The Bottom-Line Benefits of Giving Back

Do you encourage your co-workers and employees to volunteer?

That has been the case with several of my employers in the past, and it made a difference in staff morale, sense of purpose, and motivation. Not only did the top leaders encourage it, the co-workers encouraged each other to get involved. And we actually had fun and made memories while we were helping others.

But volunteerism goes beyond all that. It benefits a company's bottom line.

CECP, a coalition of CEOs and corporate leaders with the mission of giving back and societal improvement, conducts annual research on "Giving in Numbers." The 2014 edition, the most recent, found that:

  • Corporate community engagement is widely considered a sound business strategy;
  • Employee volunteerism is crucial to helping leading companies engage staff, boost morale, and improve overall job satisfaction; and
  • Among companies offering a company-wide day of service, 80% identified this program as among its most successful.

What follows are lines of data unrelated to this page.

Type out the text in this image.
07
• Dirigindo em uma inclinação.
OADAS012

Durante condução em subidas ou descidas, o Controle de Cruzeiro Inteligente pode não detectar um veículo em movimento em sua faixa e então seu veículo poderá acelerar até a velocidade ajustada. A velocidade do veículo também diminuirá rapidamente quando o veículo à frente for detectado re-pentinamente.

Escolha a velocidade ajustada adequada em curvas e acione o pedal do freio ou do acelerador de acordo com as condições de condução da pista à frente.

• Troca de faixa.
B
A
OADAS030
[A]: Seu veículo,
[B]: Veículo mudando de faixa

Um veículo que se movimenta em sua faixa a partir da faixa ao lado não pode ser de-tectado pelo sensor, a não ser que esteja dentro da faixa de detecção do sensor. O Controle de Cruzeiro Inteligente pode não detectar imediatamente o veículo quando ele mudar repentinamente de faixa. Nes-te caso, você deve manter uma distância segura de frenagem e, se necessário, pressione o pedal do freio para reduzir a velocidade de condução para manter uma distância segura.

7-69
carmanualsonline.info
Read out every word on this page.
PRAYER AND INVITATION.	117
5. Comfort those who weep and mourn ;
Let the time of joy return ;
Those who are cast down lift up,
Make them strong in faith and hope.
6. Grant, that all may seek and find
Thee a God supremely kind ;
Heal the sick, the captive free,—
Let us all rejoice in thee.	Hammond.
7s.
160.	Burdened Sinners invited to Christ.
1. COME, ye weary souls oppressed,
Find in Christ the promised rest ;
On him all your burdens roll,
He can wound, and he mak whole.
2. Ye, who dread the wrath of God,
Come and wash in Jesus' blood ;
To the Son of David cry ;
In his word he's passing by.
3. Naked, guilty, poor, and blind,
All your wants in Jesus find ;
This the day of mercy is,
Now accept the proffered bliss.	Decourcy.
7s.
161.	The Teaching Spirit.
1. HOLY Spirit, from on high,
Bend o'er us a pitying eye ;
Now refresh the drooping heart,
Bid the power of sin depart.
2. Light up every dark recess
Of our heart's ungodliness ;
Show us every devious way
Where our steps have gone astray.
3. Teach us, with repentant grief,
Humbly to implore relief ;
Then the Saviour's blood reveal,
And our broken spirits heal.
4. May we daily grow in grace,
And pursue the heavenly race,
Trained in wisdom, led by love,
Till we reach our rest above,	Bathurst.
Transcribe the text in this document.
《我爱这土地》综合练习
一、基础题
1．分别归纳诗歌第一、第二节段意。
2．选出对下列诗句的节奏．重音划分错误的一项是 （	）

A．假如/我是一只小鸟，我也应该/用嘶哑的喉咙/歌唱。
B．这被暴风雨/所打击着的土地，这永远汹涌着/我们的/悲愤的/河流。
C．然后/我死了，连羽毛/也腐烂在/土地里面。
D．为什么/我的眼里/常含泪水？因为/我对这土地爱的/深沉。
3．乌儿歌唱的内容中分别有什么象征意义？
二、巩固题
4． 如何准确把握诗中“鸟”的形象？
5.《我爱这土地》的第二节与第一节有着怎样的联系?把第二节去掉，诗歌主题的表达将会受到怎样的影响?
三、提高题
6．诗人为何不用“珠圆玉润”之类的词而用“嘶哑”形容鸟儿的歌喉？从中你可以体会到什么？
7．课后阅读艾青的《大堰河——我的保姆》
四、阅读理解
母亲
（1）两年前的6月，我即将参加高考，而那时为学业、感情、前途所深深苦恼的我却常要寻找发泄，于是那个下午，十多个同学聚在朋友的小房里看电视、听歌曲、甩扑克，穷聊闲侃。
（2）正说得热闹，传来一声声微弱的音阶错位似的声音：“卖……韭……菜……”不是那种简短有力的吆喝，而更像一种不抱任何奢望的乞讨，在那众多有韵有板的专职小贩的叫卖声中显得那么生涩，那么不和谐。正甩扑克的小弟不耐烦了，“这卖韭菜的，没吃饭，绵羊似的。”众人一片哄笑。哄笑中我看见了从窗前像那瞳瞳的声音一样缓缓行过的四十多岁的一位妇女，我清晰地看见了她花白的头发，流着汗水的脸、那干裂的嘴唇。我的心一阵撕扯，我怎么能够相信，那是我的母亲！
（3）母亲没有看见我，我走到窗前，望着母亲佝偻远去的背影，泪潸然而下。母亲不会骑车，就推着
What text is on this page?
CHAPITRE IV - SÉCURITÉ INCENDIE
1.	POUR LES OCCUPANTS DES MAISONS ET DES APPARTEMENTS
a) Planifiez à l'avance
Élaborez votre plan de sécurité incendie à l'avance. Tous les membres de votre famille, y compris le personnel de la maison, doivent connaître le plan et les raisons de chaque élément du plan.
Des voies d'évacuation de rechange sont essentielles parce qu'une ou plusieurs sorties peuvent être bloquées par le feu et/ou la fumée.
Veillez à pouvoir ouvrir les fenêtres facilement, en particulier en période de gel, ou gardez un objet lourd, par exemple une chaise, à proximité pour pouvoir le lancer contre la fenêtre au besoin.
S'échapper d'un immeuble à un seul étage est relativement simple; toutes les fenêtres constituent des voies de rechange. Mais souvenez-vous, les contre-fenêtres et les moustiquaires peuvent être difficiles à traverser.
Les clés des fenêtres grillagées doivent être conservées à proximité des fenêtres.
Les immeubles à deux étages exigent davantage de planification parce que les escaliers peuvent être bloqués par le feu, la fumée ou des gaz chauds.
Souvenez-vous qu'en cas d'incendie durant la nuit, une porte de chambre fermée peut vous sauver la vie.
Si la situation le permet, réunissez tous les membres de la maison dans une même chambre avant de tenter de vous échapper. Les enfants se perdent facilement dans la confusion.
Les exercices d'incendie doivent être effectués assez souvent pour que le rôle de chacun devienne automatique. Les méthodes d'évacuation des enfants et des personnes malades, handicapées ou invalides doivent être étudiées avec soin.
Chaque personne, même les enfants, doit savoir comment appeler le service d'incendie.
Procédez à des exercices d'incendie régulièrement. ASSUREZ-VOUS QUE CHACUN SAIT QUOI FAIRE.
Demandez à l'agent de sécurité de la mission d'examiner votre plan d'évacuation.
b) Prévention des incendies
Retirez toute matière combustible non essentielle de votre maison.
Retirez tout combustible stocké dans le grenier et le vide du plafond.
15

More recent CECP research reveals "companies that increased giving by 10% or more saw a 14% median growth rate in pre-tax profits; companies with the strongest business performance grew giving by the greatest rates. Together, these findings show a relationship that's mutually reinforcing.

"Companies developing sophisticated corporate giving programs that utilize the full breadth of resources to expand their social impact are positioning themselves to deliver long-term value to both their shareholders and society."

Your community notices when you support it. And if monetary gifts are difficult for your business to make, why not encourage staff to take some paid time to "give back"? Consider it an investment in the community, your employees, and the business, itself.